Of course you should read it all, but I was particularly interested in this section that follows on from the use of the above image:
It will be interesting to see how the marketplace of blog-readers (are there really people who just read blogs and don’t blog at all?) responds to the increasing supply. Say’s Law (supply creates its own demand) has long been held untenable. Because I write something doesn’t mean that someone will read it. “If you build it, he will come” only works in the movies.I know that I had to admit this finally when I dropped my old comprehensive blogroll, because it was tough to keep up to date, and replaced it with the dynamic Google blogroll, which is much easier to manage. What I have noticed, though, since going over to Google, is how few blogs every jump out of limbo status. I used to drop blogs manually into limbo if they had not posted for a month. Now, with Google, there's no need to do that -- if the blog doesn't post, it doesn't appear on the blogroll. Yet, it is very rare for one of those limbo blogs to get reignited. In other words, I think sustained provision is not becoming that much greater. Rather, every time a strong new blog becomes established, a couple more quietly bow out.
I think the supply of blogs that are actually aggregated and read will shrink as blog-readers reach their consumption limit. They’ll focus back on the blogs regularly posted with articles that provoke thought, and some of the excess blogs will either stagnate in-place or go away — which is why I think good group blogs have the best chance in the longer run.

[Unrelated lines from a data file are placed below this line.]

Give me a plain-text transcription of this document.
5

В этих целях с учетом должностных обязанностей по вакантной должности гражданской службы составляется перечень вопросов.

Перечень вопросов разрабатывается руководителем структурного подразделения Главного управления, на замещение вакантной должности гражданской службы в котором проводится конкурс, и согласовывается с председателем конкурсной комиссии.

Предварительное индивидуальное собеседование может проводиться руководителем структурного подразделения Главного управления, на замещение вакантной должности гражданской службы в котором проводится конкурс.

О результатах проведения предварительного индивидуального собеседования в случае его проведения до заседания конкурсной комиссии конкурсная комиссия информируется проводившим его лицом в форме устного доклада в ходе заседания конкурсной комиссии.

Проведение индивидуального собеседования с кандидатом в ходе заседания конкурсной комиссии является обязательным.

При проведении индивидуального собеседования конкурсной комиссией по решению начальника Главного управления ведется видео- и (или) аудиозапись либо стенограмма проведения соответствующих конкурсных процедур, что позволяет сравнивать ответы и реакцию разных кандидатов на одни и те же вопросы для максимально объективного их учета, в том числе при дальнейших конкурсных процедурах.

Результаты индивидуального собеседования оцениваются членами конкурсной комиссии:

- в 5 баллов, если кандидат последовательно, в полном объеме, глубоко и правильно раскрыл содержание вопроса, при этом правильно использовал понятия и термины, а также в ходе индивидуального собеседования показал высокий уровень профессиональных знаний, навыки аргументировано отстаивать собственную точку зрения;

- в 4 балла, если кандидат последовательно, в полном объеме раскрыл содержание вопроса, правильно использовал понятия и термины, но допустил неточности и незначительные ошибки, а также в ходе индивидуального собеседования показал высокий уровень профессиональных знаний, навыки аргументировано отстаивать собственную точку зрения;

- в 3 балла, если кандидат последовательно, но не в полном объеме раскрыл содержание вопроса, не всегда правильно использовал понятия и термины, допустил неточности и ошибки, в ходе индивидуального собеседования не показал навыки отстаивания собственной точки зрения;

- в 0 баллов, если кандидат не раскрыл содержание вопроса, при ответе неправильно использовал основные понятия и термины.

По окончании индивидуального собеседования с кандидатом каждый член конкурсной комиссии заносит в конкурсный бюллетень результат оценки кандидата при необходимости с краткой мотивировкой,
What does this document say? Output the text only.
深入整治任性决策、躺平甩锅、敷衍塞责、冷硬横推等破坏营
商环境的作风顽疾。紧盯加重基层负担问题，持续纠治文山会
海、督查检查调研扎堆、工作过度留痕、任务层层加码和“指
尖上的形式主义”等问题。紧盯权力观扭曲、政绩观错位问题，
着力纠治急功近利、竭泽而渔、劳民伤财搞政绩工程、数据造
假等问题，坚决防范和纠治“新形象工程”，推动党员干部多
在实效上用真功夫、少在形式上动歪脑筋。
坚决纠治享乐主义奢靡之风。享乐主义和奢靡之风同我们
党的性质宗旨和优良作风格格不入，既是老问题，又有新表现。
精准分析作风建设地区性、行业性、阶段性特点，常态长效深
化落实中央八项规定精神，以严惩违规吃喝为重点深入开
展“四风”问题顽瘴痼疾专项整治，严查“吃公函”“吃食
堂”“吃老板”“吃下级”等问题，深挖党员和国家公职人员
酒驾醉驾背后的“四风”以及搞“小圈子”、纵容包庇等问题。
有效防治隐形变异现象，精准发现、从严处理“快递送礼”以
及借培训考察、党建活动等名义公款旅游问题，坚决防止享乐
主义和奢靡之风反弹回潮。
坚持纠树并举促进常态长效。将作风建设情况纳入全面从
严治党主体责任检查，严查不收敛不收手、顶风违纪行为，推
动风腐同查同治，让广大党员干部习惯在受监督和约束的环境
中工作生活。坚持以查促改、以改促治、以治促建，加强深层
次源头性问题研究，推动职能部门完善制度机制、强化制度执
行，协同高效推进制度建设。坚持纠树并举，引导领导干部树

And I think that’s a good direction, overall.
1 comment:
But doesn't the increasing acceptance of RSS also hold hope for blogs with irregular but quality material as well? Time was when checking a blog went from every day to every week to once in a while to never, but now my feed reader lets me know when the infrequent-but-worthwhile blogs have something new. Now that RSS has made it into so many corners (email programs, browsers, web interfaces), it's much more practical to do trickle blogging. If RSS really takes off and becomes the main way blog-readers check up, people who might have good things to say rather less often can blog, and still have hope that they will be read and responded to. That would be a Good Thing.